Wherein described bipolar plates have passage on its surface in face of the electrode, and the electrolyte flows through the passage, and

Wherein described electrode has multiple recesses in its region in face of the passage, and the recess is by the institute in the passage Electrolyte is stated from the guiding of the side of the laterally closer barrier film close to the bipolar plates.

2. redox flow batteries according to claim 1, wherein,

The gross area in the opening portion of the recess in the region of the passage of the electrode, which is more than, to be removed in face of described The gross area of the recess in region outside the region of passage.

3. redox flow batteries according to claim 1 or 2, wherein,

The recess includes through hole.

4. according to redox flow batteries according to any one of claims 1 to 3, wherein,

The respective opening diameter of recess is 0.1mm~2.0mm.

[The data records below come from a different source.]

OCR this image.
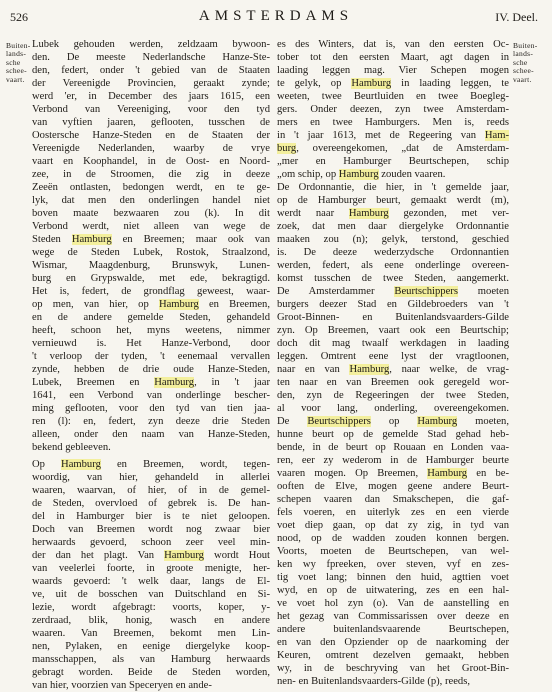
526	AMSTERDAMS	IV. Deel.
Buiten-
lands-
sche
schee-
vaart.
Buiten-
lands-
sche
schee-
vaart.
Lubek gehouden werden, zeldzaam bywoon-
den. De meeste Nederlandsche Hanze-Ste-
den, federt, onder 't gebied van de Staaten
der Vereenigde Provincien, geraakt zynde;
werd 'er, in December des jaars 1615, een
Verbond van Vereeniging, voor den tyd
van vyftien jaaren, geflooten, tusschen de
Oostersche Hanze-Steden en de Staaten der
Vereenigde Nederlanden, waarby de vrye
vaart en Koophandel, in de Oost- en Noord-
zee, in de Stroomen, die zig in deeze
Zeeën ontlasten, bedongen werdt, en te ge-
lyk, dat men den onderlingen handel niet
boven maate bezwaaren zou (k). In dit
Verbond werdt, niet alleen van wege de
Steden Hamburg en Breemen; maar ook van
wege de Steden Lubek, Rostok, Straalzond,
Wismar, Maagdenburg, Brunswyk, Lunen-
burg en Grypswalde, met ede, bekragtigd.
Het is, federt, de grondflag geweest, waar-
op men, van hier, op Hamburg en Breemen,
en de andere gemelde Steden, gehandeld
heeft, schoon het, myns weetens, nimmer
vernieuwd is. Het Hanze-Verbond, door
't verloop der tyden, 't eenemaal vervallen
zynde, hebben de drie oude Hanze-Steden,
Lubek, Breemen en Hamburg, in 't jaar
1641, een Verbond van onderlinge bescher-
ming geflooten, voor den tyd van tien jaa-
ren (l): en, federt, zyn deeze drie Steden
alleen, onder den naam van Hanze-Steden,
bekend gebleeven.
Op Hamburg en Breemen, wordt, tegen-
woordig, van hier, gehandeld in allerlei
waaren, waarvan, of hier, of in de gemel-
de Steden, overvloed of gebrek is. De han-
del in Hamburger bier is te niet geloopen.
Doch van Breemen wordt nog zwaar bier
herwaards gevoerd, schoon zeer veel min-
der dan het plagt. Van Hamburg wordt Hout
van veelerlei foorte, in groote menigte, her-
waards gevoerd: 't welk daar, langs de El-
ve, uit de bosschen van Duitschland en Si-
lezie, wordt afgebragt: voorts, koper, y-
zerdraad, blik, honig, wasch en andere
waaren. Van Breemen, bekomt men Lin-
nen, Pylaken, en eenige diergelyke koop-
mansschappen, als van Hamburg herwaards
gebragt worden. Beide de Steden worden,
van hier, voorzien van Speceryen en ande-
es des Winters, dat is, van den eersten Oc-
tober tot den eersten Maart, agt dagen in
laading leggen mag. Vier Schepen mogen
te gelyk, op Hamburg in laading leggen, te
weeten, twee Beurtluiden en twee Boegleg-
gers. Onder deezen, zyn twee Amsterdam-
mers en twee Hamburgers. Men is, reeds
in 't jaar 1613, met de Regeering van Ham-
burg, overeengekomen, „dat de Amsterdam-
„mer en Hamburger Beurtschepen, schip
„om schip, op Hamburg zouden vaaren.
De Ordonnantie, die hier, in 't gemelde jaar,
op de Hamburger beurt, gemaakt werdt (m),
werdt naar Hamburg gezonden, met ver-
zoek, dat men daar diergelyke Ordonnantie
maaken zou (n); gelyk, terstond, geschied
is. De deeze wederzydsche Ordonnantien
werden, federt, als eene onderlinge overeen-
komst tusschen de twee Steden, aangemerkt.
De Amsterdammer Beurtschippers moeten
burgers deezer Stad en Gildebroeders van 't
Groot-Binnen- en Buitenlandsvaarders-Gilde
zyn. Op Breemen, vaart ook een Beurtschip;
doch dit mag twaalf werkdagen in laading
leggen. Omtrent eene lyst der vragtloonen,
naar en van Hamburg, naar welke, de vrag-
ten naar en van Breemen ook geregeld wor-
den, zyn de Regeeringen der twee Steden,
al voor lang, onderling, overeengekomen.
De Beurtschippers op Hamburg moeten,
hunne beurt op de gemelde Stad gehad heb-
bende, in de beurt op Rouaan en Londen vaa-
ren, eer zy wederom in de Hamburger beurte
vaaren mogen. Op Breemen, Hamburg en be-
ooften de Elve, mogen geene andere Beurt-
schepen vaaren dan Smakschepen, die gaf-
fels voeren, en uiterlyk zes en een vierde
voet diep gaan, op dat zy zig, in tyd van
nood, op de wadden zouden konnen bergen.
Voorts, moeten de Beurtschepen, van wel-
ken wy fpreeken, over steven, vyf en zes-
tig voet lang; binnen den huid, agttien voet
wyd, en op de uitwatering, zes en een hal-
ve voet hol zyn (o). Van de aanstelling en
het gezag van Commissarissen over deeze en
andere buitenlandsvaarende Beurtschepen,
en van den Opziender op de naarkoming der
Keuren, omtrent dezelven gemaakt, hebben
wy, in de beschryving van het Groot-Bin-
nen- en Buitenlandsvaarders-Gilde (p), reeds,
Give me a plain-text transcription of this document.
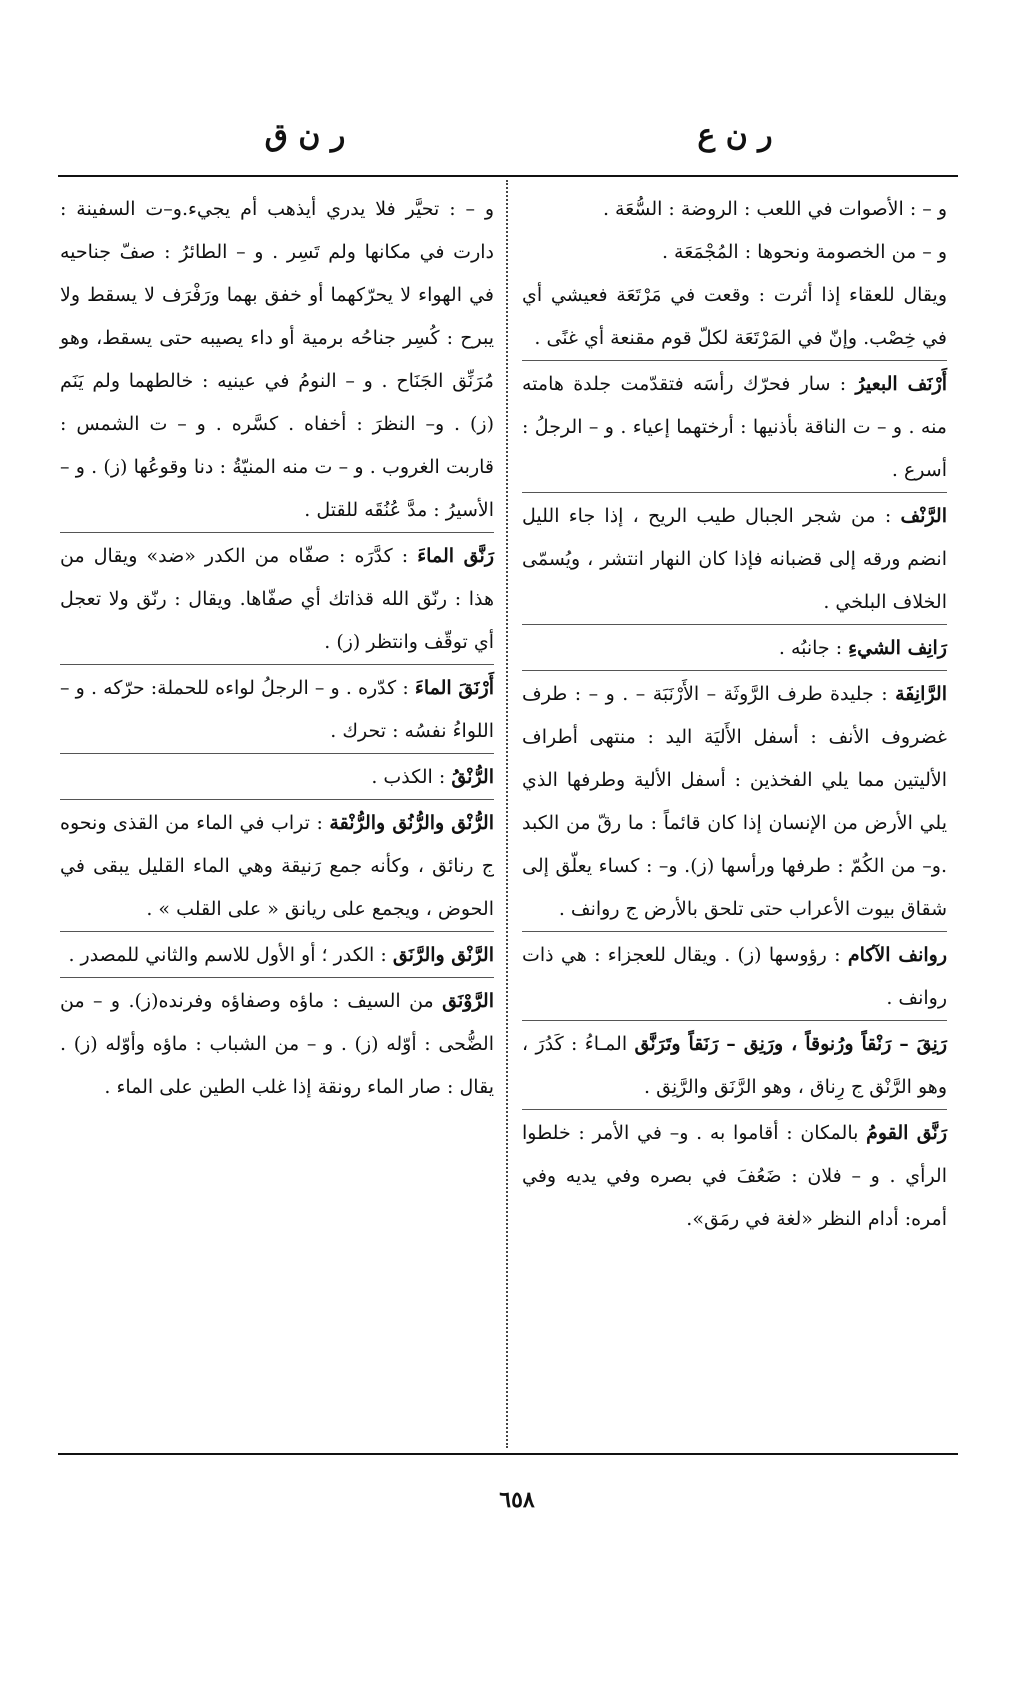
ر ن ع
ر ن ق
و – : الأصوات في اللعب : الروضة : السُّعَة .
و – من الخصومة ونحوها : المُجْمَعَة .
ويقال للعقاء إذا أثرت : وقعت في مَرْتَعَة فعيشي أي في خِصْب. وإنّ في المَرْتَعَة لكلّ قوم مقنعة أي غنًى .
أَرْنَف البعيرُ : سار فحرّك رأسَه فتقدّمت جلدة هامته منه . و – ت الناقة بأذنيها : أرختهما إعياء . و – الرجلُ : أسرع .
الرَّنْف : من شجر الجبال طيب الريح ، إذا جاء الليل انضم ورقه إلى قضبانه فإذا كان النهار انتشر ، ويُسمّى الخلاف البلخي .
رَانِف الشيءِ : جانبُه .
الرَّانِفَة : جليدة طرف الرَّوثَة – الأَرْنَبَة – . و – : طرف غضروف الأنف : أسفل الأَليَة اليد : منتهى أطراف الأليتين مما يلي الفخذين : أسفل الألية وطرفها الذي يلي الأرض من الإنسان إذا كان قائماً : ما رقّ من الكبد .و– من الكُمّ : طرفها ورأسها (ز). و– : كساء يعلّق إلى شقاق بيوت الأعراب حتى تلحق بالأرض ج روانف .
روانف الآكام : رؤوسها (ز) . ويقال للعجزاء : هي ذات روانف .
رَنِقَ – رَنْقاً ورُنوقاً ، ورَنِق – رَنَقاً وتَرَنَّق المـاءُ : كَدُرَ ، وهو الرَّنْق ج رِناق ، وهو الرَّنَق والرَّنِق .
رَنَّق القومُ بالمكان : أقاموا به . و– في الأمر : خلطوا الرأي . و – فلان : ضَعُفَ في بصره وفي يديه وفي أمره: أدام النظر «لغة في رمَق».
و – : تحيَّر فلا يدري أيذهب أم يجيء.و–ت السفينة : دارت في مكانها ولم تَسِر . و – الطائرُ : صفّ جناحيه في الهواء لا يحرّكهما أو خفق بهما ورَفْرَف لا يسقط ولا يبرح : كُسِر جناحُه برمية أو داء يصيبه حتى يسقط، وهو مُرَنِّق الجَنَاح . و – النومُ في عينيه : خالطهما ولم يَنَم (ز) . و– النظرَ : أخفاه . كسَّره . و – ت الشمس : قاربت الغروب . و – ت منه المنيّةُ : دنا وقوعُها (ز) . و – الأسيرُ : مدَّ عُنُقَه للقتل .
رَنَّق الماءَ : كدَّرَه : صفّاه من الكدر «ضد» ويقال من هذا : رنّق الله قذاتك أي صفّاها. ويقال : رنّق ولا تعجل أي توقّف وانتظر (ز) .
أَرْنَقَ الماءَ : كدّره . و – الرجلُ لواءه للحملة: حرّكه . و – اللواءُ نفسُه : تحرك .
الرُّنْقُ : الكذب .
الرُّنْق والرُّنُق والرُّنْقة : تراب في الماء من القذى ونحوه ج رنائق ، وكأنه جمع رَنيقة وهي الماء القليل يبقى في الحوض ، ويجمع على ريانق « على القلب » .
الرَّنْق والرَّنَق : الكدر ؛ أو الأول للاسم والثاني للمصدر .
الرَّوْنَق من السيف : ماؤه وصفاؤه وفرنده(ز). و – من الضُّحى : أوّله (ز) . و – من الشباب : ماؤه وأوّله (ز) . يقال : صار الماء رونقة إذا غلب الطين على الماء .
٦٥٨
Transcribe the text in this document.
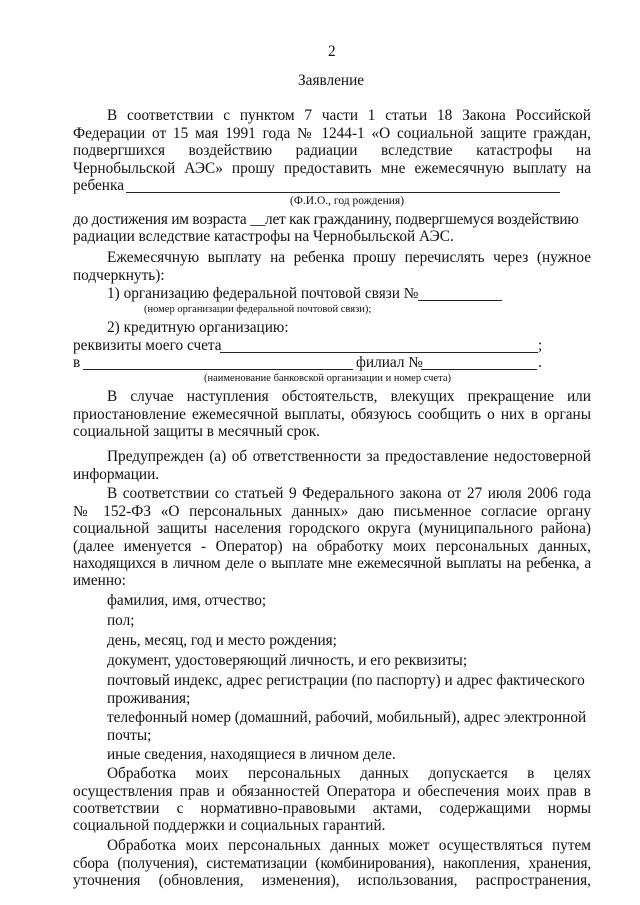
2
Заявление
В соответствии с пунктом 7 части 1 статьи 18 Закона Российской
Федерации от 15 мая 1991 года № 1244-1 «О социальной защите граждан,
подвергшихся воздействию радиации вследствие катастрофы на
Чернобыльской АЭС» прошу предоставить мне ежемесячную выплату на
ребенка
(Ф.И.О., год рождения)
до достижения им возраста __лет как гражданину, подвергшемуся воздействию
радиации вследствие катастрофы на Чернобыльской АЭС.
Ежемесячную выплату на ребенка прошу перечислять через (нужное
подчеркнуть):
1) организацию федеральной почтовой связи №
(номер организации федеральной почтовой связи);
2) кредитную организацию:
реквизиты моего счета	;
в	филиал №	.
(наименование банковской организации и номер счета)
В случае наступления обстоятельств, влекущих прекращение или
приостановление ежемесячной выплаты, обязуюсь сообщить о них в органы
социальной защиты в месячный срок.
Предупрежден (а) об ответственности за предоставление недостоверной
информации.
В соответствии со статьей 9 Федерального закона от 27 июля 2006 года
№ 152-ФЗ «О персональных данных» даю письменное согласие органу
социальной защиты населения городского округа (муниципального района)
(далее именуется - Оператор) на обработку моих персональных данных,
находящихся в личном деле о выплате мне ежемесячной выплаты на ребенка, а
именно:
фамилия, имя, отчество;
пол;
день, месяц, год и место рождения;
документ, удостоверяющий личность, и его реквизиты;
почтовый индекс, адрес регистрации (по паспорту) и адрес фактического
проживания;
телефонный номер (домашний, рабочий, мобильный), адрес электронной
почты;
иные сведения, находящиеся в личном деле.
Обработка моих персональных данных допускается в целях
осуществления прав и обязанностей Оператора и обеспечения моих прав в
соответствии с нормативно-правовыми актами, содержащими нормы
социальной поддержки и социальных гарантий.
Обработка моих персональных данных может осуществляться путем
сбора (получения), систематизации (комбинирования), накопления, хранения,
уточнения (обновления, изменения), использования, распространения,
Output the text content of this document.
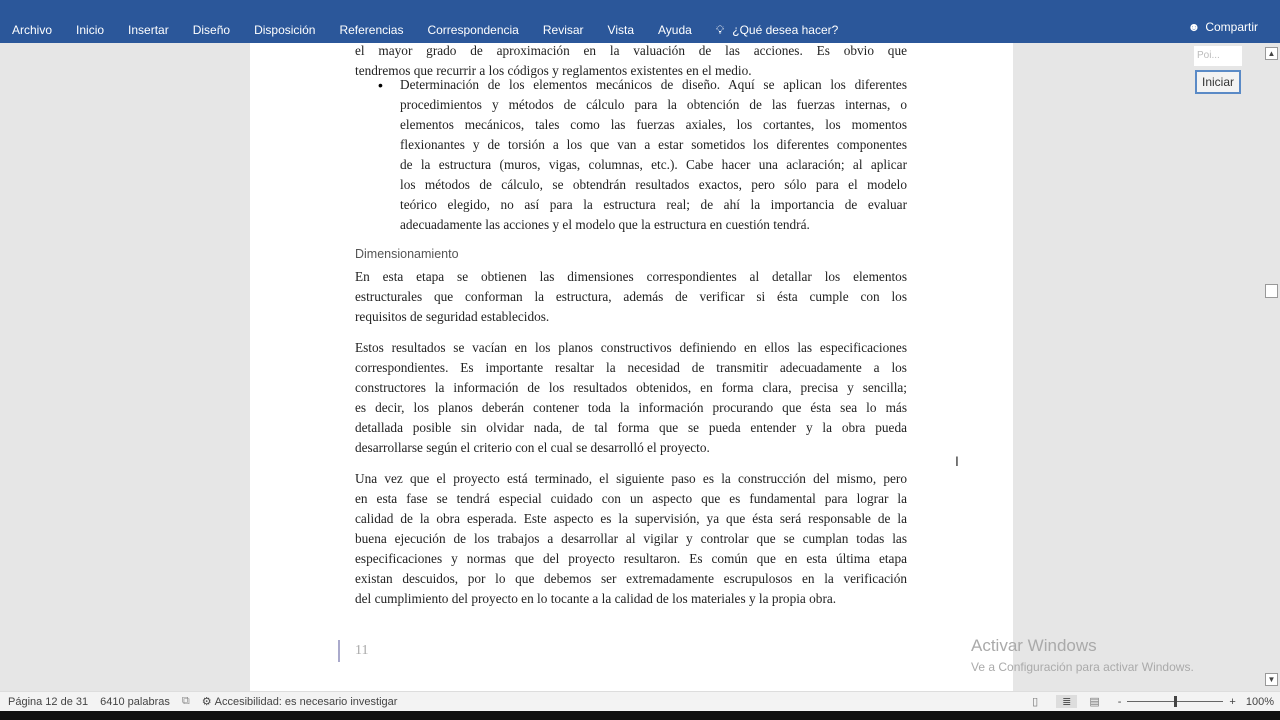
Archivo Inicio Insertar Diseño Disposición Referencias Correspondencia Revisar Vista Ayuda 💡︎ ¿Qué desea hacer?	☻ Compartir
el mayor grado de aproximación en la valuación de las acciones. Es obvio que
tendremos que recurrir a los códigos y reglamentos existentes en el medio.
• Determinación de los elementos mecánicos de diseño. Aquí se aplican los diferentes
procedimientos y métodos de cálculo para la obtención de las fuerzas internas, o
elementos mecánicos, tales como las fuerzas axiales, los cortantes, los momentos
flexionantes y de torsión a los que van a estar sometidos los diferentes componentes
de la estructura (muros, vigas, columnas, etc.). Cabe hacer una aclaración; al aplicar
los métodos de cálculo, se obtendrán resultados exactos, pero sólo para el modelo
teórico elegido, no así para la estructura real; de ahí la importancia de evaluar
adecuadamente las acciones y el modelo que la estructura en cuestión tendrá.
Dimensionamiento
En esta etapa se obtienen las dimensiones correspondientes al detallar los elementos
estructurales que conforman la estructura, además de verificar si ésta cumple con los
requisitos de seguridad establecidos.
Estos resultados se vacían en los planos constructivos definiendo en ellos las especificaciones
correspondientes. Es importante resaltar la necesidad de transmitir adecuadamente a los
constructores la información de los resultados obtenidos, en forma clara, precisa y sencilla;
es decir, los planos deberán contener toda la información procurando que ésta sea lo más
detallada posible sin olvidar nada, de tal forma que se pueda entender y la obra pueda
desarrollarse según el criterio con el cual se desarrolló el proyecto.
Una vez que el proyecto está terminado, el siguiente paso es la construcción del mismo, pero
en esta fase se tendrá especial cuidado con un aspecto que es fundamental para lograr la
calidad de la obra esperada. Este aspecto es la supervisión, ya que ésta será responsable de la
buena ejecución de los trabajos a desarrollar al vigilar y controlar que se cumplan todas las
especificaciones y normas que del proyecto resultaron. Es común que en esta última etapa
existan descuidos, por lo que debemos ser extremadamente escrupulosos en la verificación
del cumplimiento del proyecto en lo tocante a la calidad de los materiales y la propia obra.
11
Poi...
Iniciar
▲
▼
Activar Windows
Ve a Configuración para activar Windows.
I
Página 12 de 31 6410 palabras ⧉ ⚙ Accesibilidad: es necesario investigar	▯	≣	▤ -	+ 100%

5. according to redox flow batteries according to any one of claims 1 to 4,

Wherein described passage includes：Introduction passage, the electrolyte is fed to by the electrode by the introduction passage；And row Go out passage, the passing away does not connect with the introduction passage and independently of the introduction passage and by it by the electrolysis Liquid is discharged from the electrode, and

Wherein described introduction passage and the passing away each have a region in comb teeth shape, the comb teeth shape it is respective Broach configured in a manner of facing with each other and be interlaced.

6. according to redox flow batteries according to any one of claims 1 to 5, wherein,

The constituent material of the electrode includes carbon fiber and adhesive carbon.